Tuesday night's presentations drove that home-not the part with the talking, but the part where the average age of the three participants was 72. In 1950, America had 16 workers for each Social Security retiree. By 2035, it will have two.
One fix for that is to make babies, and we should, early and often. But the U.S. birthrate just hit a 30-year low. American fertility is well below what's called the replacement rate. Without more immigration, we'll shrink and go broke. We should open the doors much wider. Adjusted for population, Canada allows more than double the immigration the U.S. does.
That brings us to the most important thing the president said about unauthorized immigration on Tuesday night: "It strains public resources and drives down jobs and wages." With unemployment near historic lows, Republicans fighting to preserve a $7.25-an-hour federal minimum wage, and column space running out, we'll leave jobs and wages for another day.
The resources part deserves attention, because no one knows for sure whether it's true. The National Academies of Sciences studied the matter for a 2017 report and found that "individuals in the first generation are more costly to governments, mainly at the state and local levels, than are the native-born generations; however, immigrants' children-the second generation-are among the strongest economic and fiscal contributors in the population."
The analysis depends upon which costs we allocate to immigrants. Should we assign to them an equal share of our military spending, which is significant, or the incremental cost to our military spending for having one more immigrant, which is trivial? Age matters greatly; the young are a much better deal than the old, because they have more taxpaying years ahead of them and need less health care. And it's unclear how the math changes for unauthorized immigrants, who pay only some taxes and qualify for only some benefits.
Here's a two-word plan to address the matter: Charge them. Nobel Prize-winning economist Gary Becker proposed the idea before he died in 2014, and it has lately been gathering, if not momentum, at least scattered consideration.

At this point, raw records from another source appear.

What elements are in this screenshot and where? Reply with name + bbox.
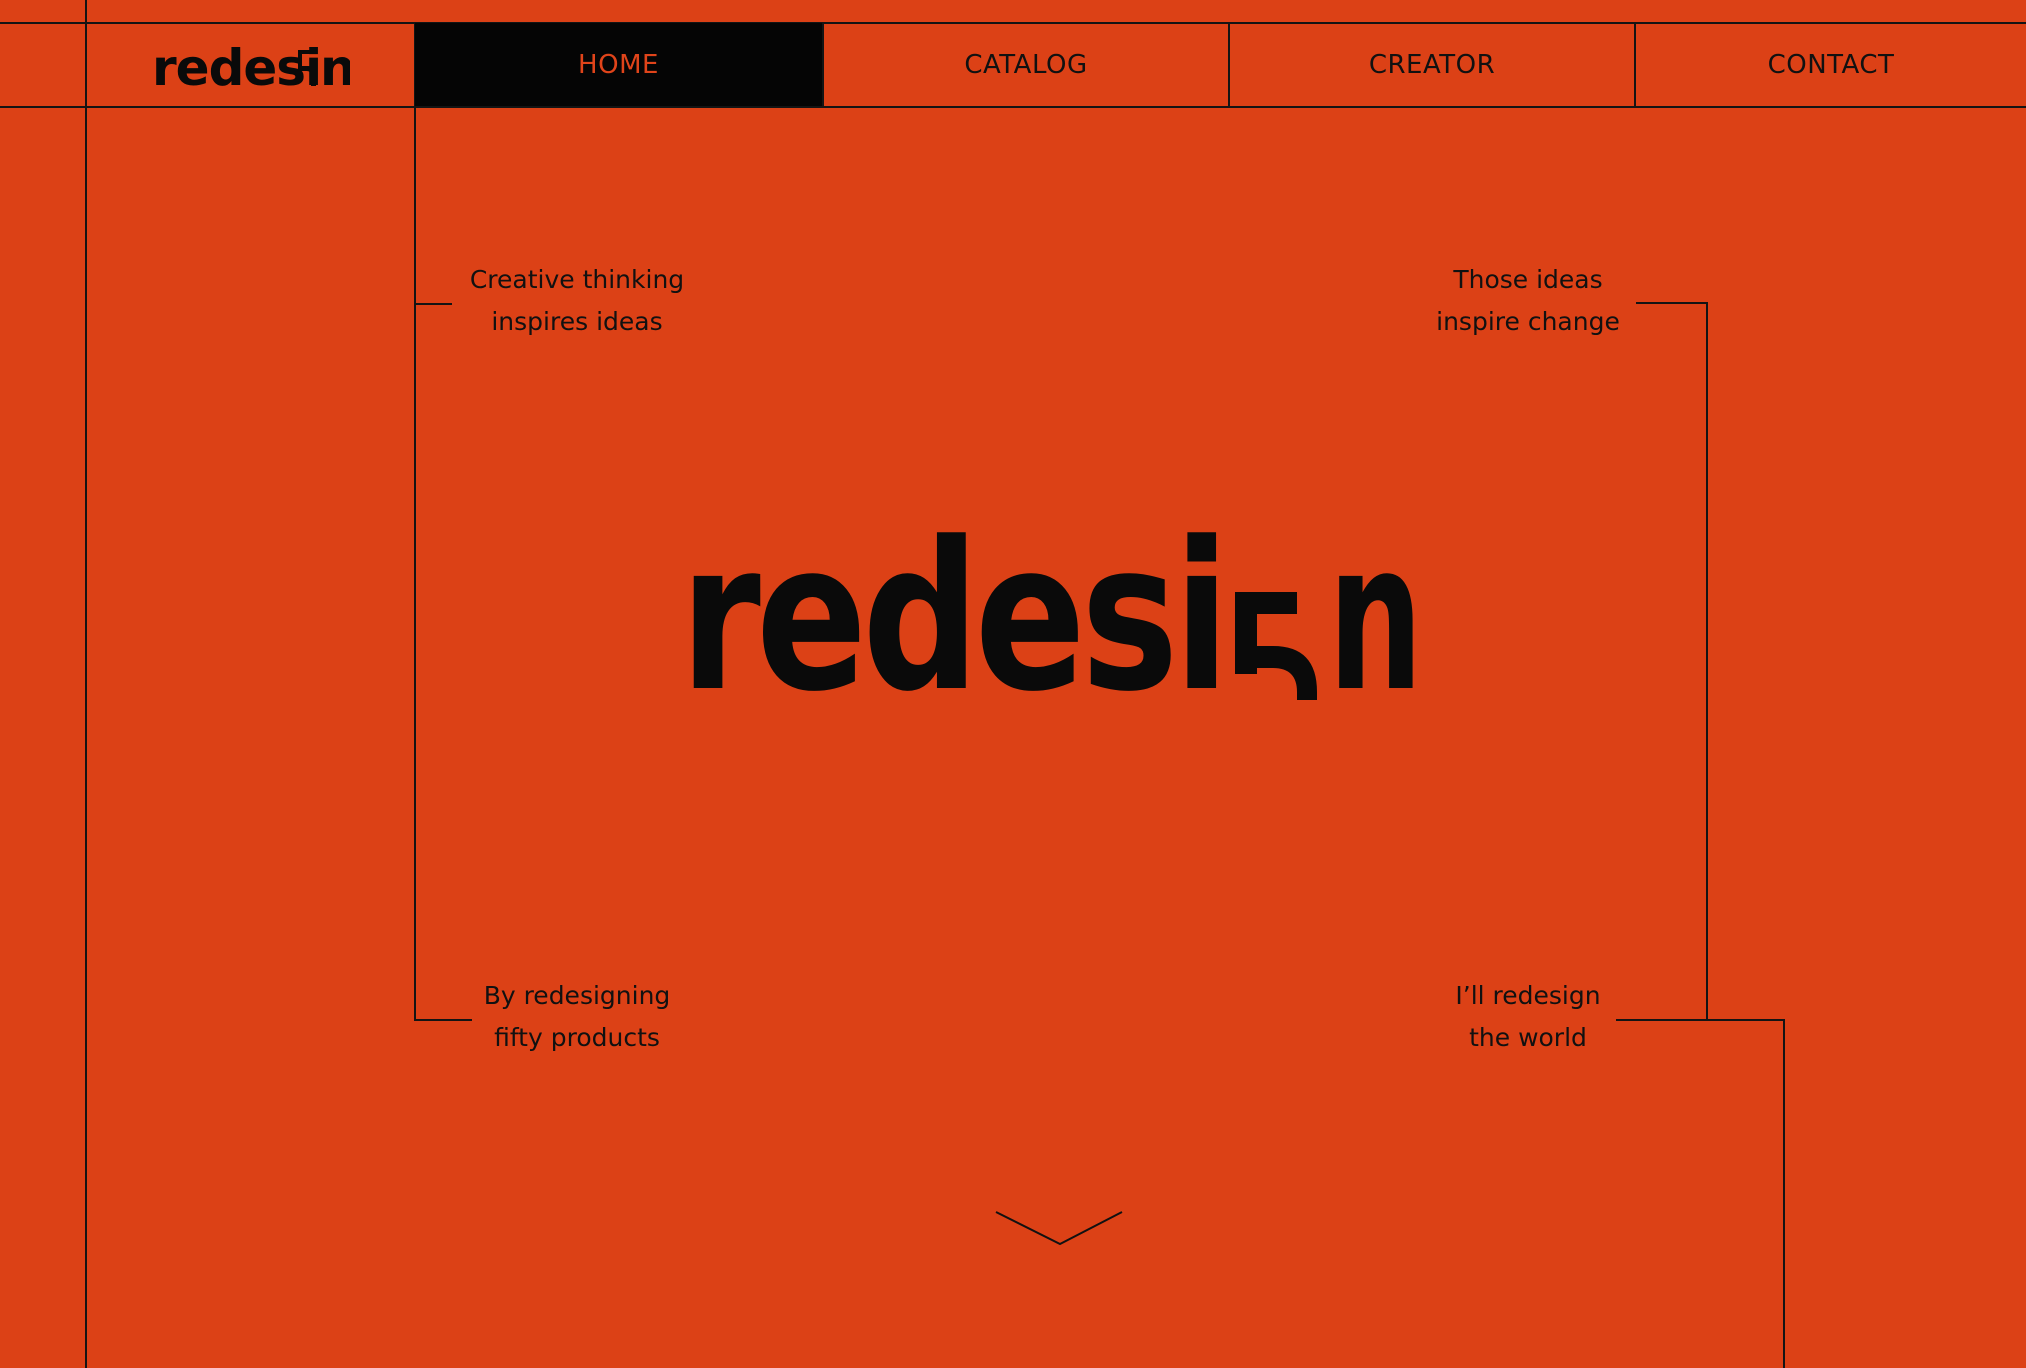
chevron-down-svg: [995, 1211, 1123, 1246]
quote-line: By redesigning: [483, 981, 671, 1010]
quote-bottom-left: By redesigning fifty products: [427, 975, 727, 1059]
nav-item-home[interactable]: HOME: [415, 23, 822, 106]
landing-page: redesi n HOME CATALOG CREATOR CONTACT Cr…: [0, 0, 2026, 1368]
quote-line: I’ll redesign: [1455, 981, 1601, 1010]
brand-wordmark-n: n: [320, 39, 350, 95]
nav-item-label: CONTACT: [1767, 49, 1895, 80]
quote-line: the world: [1469, 1023, 1587, 1052]
nav-item-contact[interactable]: CONTACT: [1636, 22, 2026, 107]
hero-frame-left-line: [414, 22, 416, 1021]
brand-logo[interactable]: redesi n: [86, 22, 414, 107]
quote-top-left: Creative thinking inspires ideas: [427, 259, 727, 343]
nav-item-catalog[interactable]: CATALOG: [824, 22, 1228, 107]
quote-line: fifty products: [494, 1023, 660, 1052]
brand-wordmark: redesi n: [152, 39, 350, 95]
hero-g-glyph: [1235, 592, 1317, 710]
quote-line: inspires ideas: [491, 307, 663, 336]
quote-line: Creative thinking: [469, 265, 685, 294]
nav-item-label: CREATOR: [1368, 49, 1496, 80]
hero-wordmark-text: redesi: [680, 520, 1225, 700]
quote-line: Those ideas: [1453, 265, 1603, 294]
quote-line: inspire change: [1436, 307, 1620, 336]
hero-wordmark-n: n: [1328, 520, 1423, 700]
hero-frame-extension-line: [1783, 1019, 1785, 1368]
chevron-down-icon[interactable]: [994, 1208, 1126, 1248]
hero-wordmark: redesi n: [680, 499, 1430, 737]
hero-wordmark-svg: redesi n: [680, 499, 1423, 737]
nav-item-label: CATALOG: [964, 49, 1088, 80]
brand-wordmark-text: redesi: [152, 39, 321, 95]
nav-item-label: HOME: [578, 49, 659, 80]
hero-frame-right-line: [1706, 302, 1708, 1021]
quote-top-right: Those ideas inspire change: [1378, 259, 1678, 343]
left-grid-line: [85, 0, 87, 1368]
nav-item-creator[interactable]: CREATOR: [1230, 22, 1634, 107]
quote-bottom-right: I’ll redesign the world: [1378, 975, 1678, 1059]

A policy group called Ideal Immigration, founded by Steven Kuhn, a former hedge fund bond manager, has proposed boosting yearly immigration by two million workers through the use of two new classes of visas, paid for by employers. The group says its plan would raise over $50 billion a year in fees and add more than $500 billion a year to U.S. gross domestic product.

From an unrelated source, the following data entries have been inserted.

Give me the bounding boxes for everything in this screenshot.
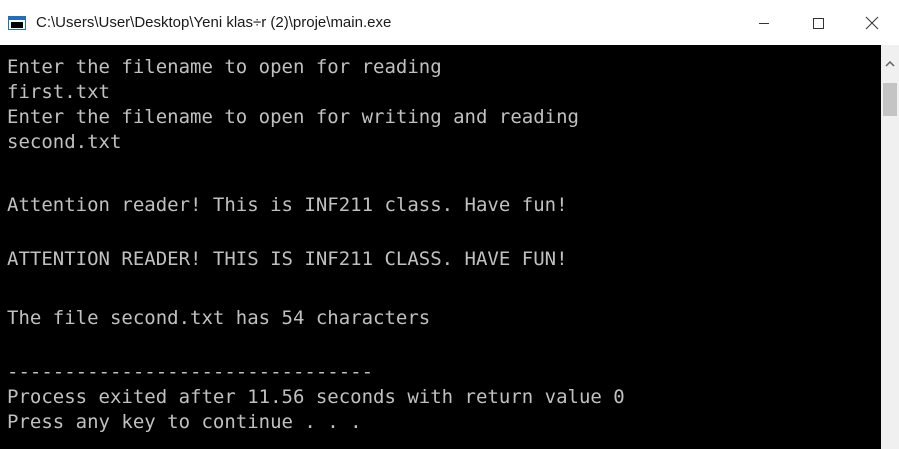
minimize-icon <box>758 17 770 29</box>
console-line: Enter the filename to open for writing a… <box>7 106 579 128</box>
console-output[interactable]: Enter the filename to open for reading f… <box>0 45 881 449</box>
console-line: Process exited after 11.56 seconds with … <box>7 386 625 408</box>
maximize-button[interactable] <box>791 0 845 45</box>
close-icon <box>865 16 879 30</box>
separator-line: -------------------------------- <box>7 361 374 383</box>
console-line: The file second.txt has 54 characters <box>7 307 431 329</box>
title-bar[interactable]: C:\Users\User\Desktop\Yeni klas÷r (2)\pr… <box>0 0 899 45</box>
window-title: C:\Users\User\Desktop\Yeni klas÷r (2)\pr… <box>36 14 392 31</box>
scroll-up-arrow-icon <box>885 55 895 73</box>
console-line: Enter the filename to open for reading <box>7 56 442 78</box>
vertical-scrollbar[interactable] <box>881 45 899 449</box>
console-window: C:\Users\User\Desktop\Yeni klas÷r (2)\pr… <box>0 0 899 449</box>
maximize-icon <box>812 17 824 29</box>
console-line: ATTENTION READER! THIS IS INF211 CLASS. … <box>7 248 568 270</box>
scrollbar-thumb[interactable] <box>883 83 897 116</box>
close-button[interactable] <box>845 0 899 45</box>
console-line: Press any key to continue . . . <box>7 411 362 433</box>
window-controls <box>737 0 899 45</box>
scroll-up-button[interactable] <box>881 45 899 83</box>
console-line: Attention reader! This is INF211 class. … <box>7 194 568 216</box>
console-line: second.txt <box>7 131 122 153</box>
console-app-icon[interactable] <box>8 15 26 30</box>
console-line: first.txt <box>7 81 110 103</box>
minimize-button[interactable] <box>737 0 791 45</box>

Cato has argued for a widely varying immigration tariff based on factors like age and education-one that creates a new authorized work status rather than replacing the system we have. The young and educated would be cheap, and kids, free. By pulling fee-payers out of the immigration line and showing them the entrance, the wait is shortened for all.
In both cases, the idea is to turn an unknown into a known by making additional immigrants guaranteed moneymakers for the U.S. Unauthorized border-crossers already often pay thousands of dollars to coyotes and face great peril, while legal immigrants might pay thousands in lawyer fees. Better to turn that money into government revenue.
The president, who has called himself a Tariff Man, ought to like the idea. With all those extra fees, he can claim that Mexicans, if not Mexico itself, are indeed paying for his wall. They'll be helping to shore up Social Security and Medicare, too.
For now, let's tone down the dark rhetoric about unauthorized border-crossers. Those of us who were born in the U.S. don't owe it to our cleverness or virtue. We won the ovarian lottery, as Warren Buffett says. If we hadn't, and legal immigration were out of reach, and if a dangerous, dark-of-night border crossing were the price of safety and opportunity for our kids, plenty among us would make the trip. Some might say the best among us.